The "power" button is just connected to a port IO pin-- PORTD.3 and the LED connects to PORTD.4DavidEtherton wrote:Clay, what's the power button actually supposed to do? I could have sworn it actually cycled power on the SparkFun demo that shipped with it (which I've long since flashed over). For that matter, I thought the LED's were under user control as well.
I know it can be read from software (and I emulate it now for maze demo happiness).
Power (and LED) control is thus 'cooperative' with the MCU. On the earlier baseboards I had a circuit that toggled power to the module in hardware, but after some discussion I decided it would be useful to have one "always available" input. (That way if we wanted to have things like "press and hold X seconds to force the bootloader to start" or "press and hold when you apply power to do Y" we'd have it available and without any knowledge of what/if controllers were attached, etc.) The LED was also going to be hard-wired to power, but it was super useful for ("real") hardware timing experiments and as a trigger for external debug hardware (logic analyzer, scope, etc.) and I'm a sucker for little pulsing "powered, but sleeping" type indicators.

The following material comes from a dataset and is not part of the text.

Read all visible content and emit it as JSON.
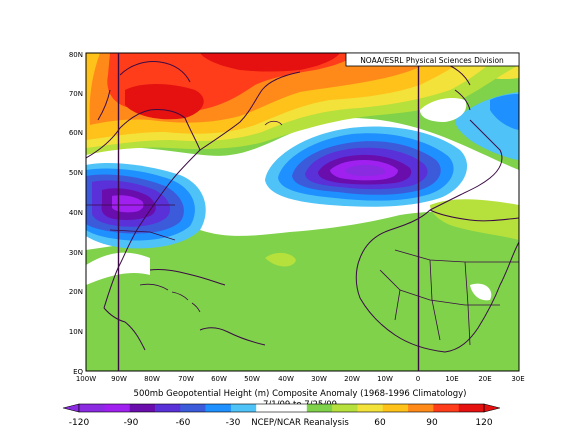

If you want to emulate them-- check the DDRD (Data Direction Register, PORT D) for if they're configured as an input or output (input in the case of PORTD.3, output in the case of PORTD.4). The PORTD output register for bit 3 will be set to '1' for the power switch (to enable the internal pullup resistor). PORTD.4 is a current sink, so the LED will light when the bit is '0' and turn off when the bit it '1'.
The "ESD Attack" hex file drives the LED and reads the power switch for testing. I didn't want to go mucking about in the kernel to get true low-power sleep mode going, so instead when the power switch is toggled I just disable the NTSC encoder clock output to turn off the video.
(Sorry for the slow reply-- off visiting my folks for Christmas!)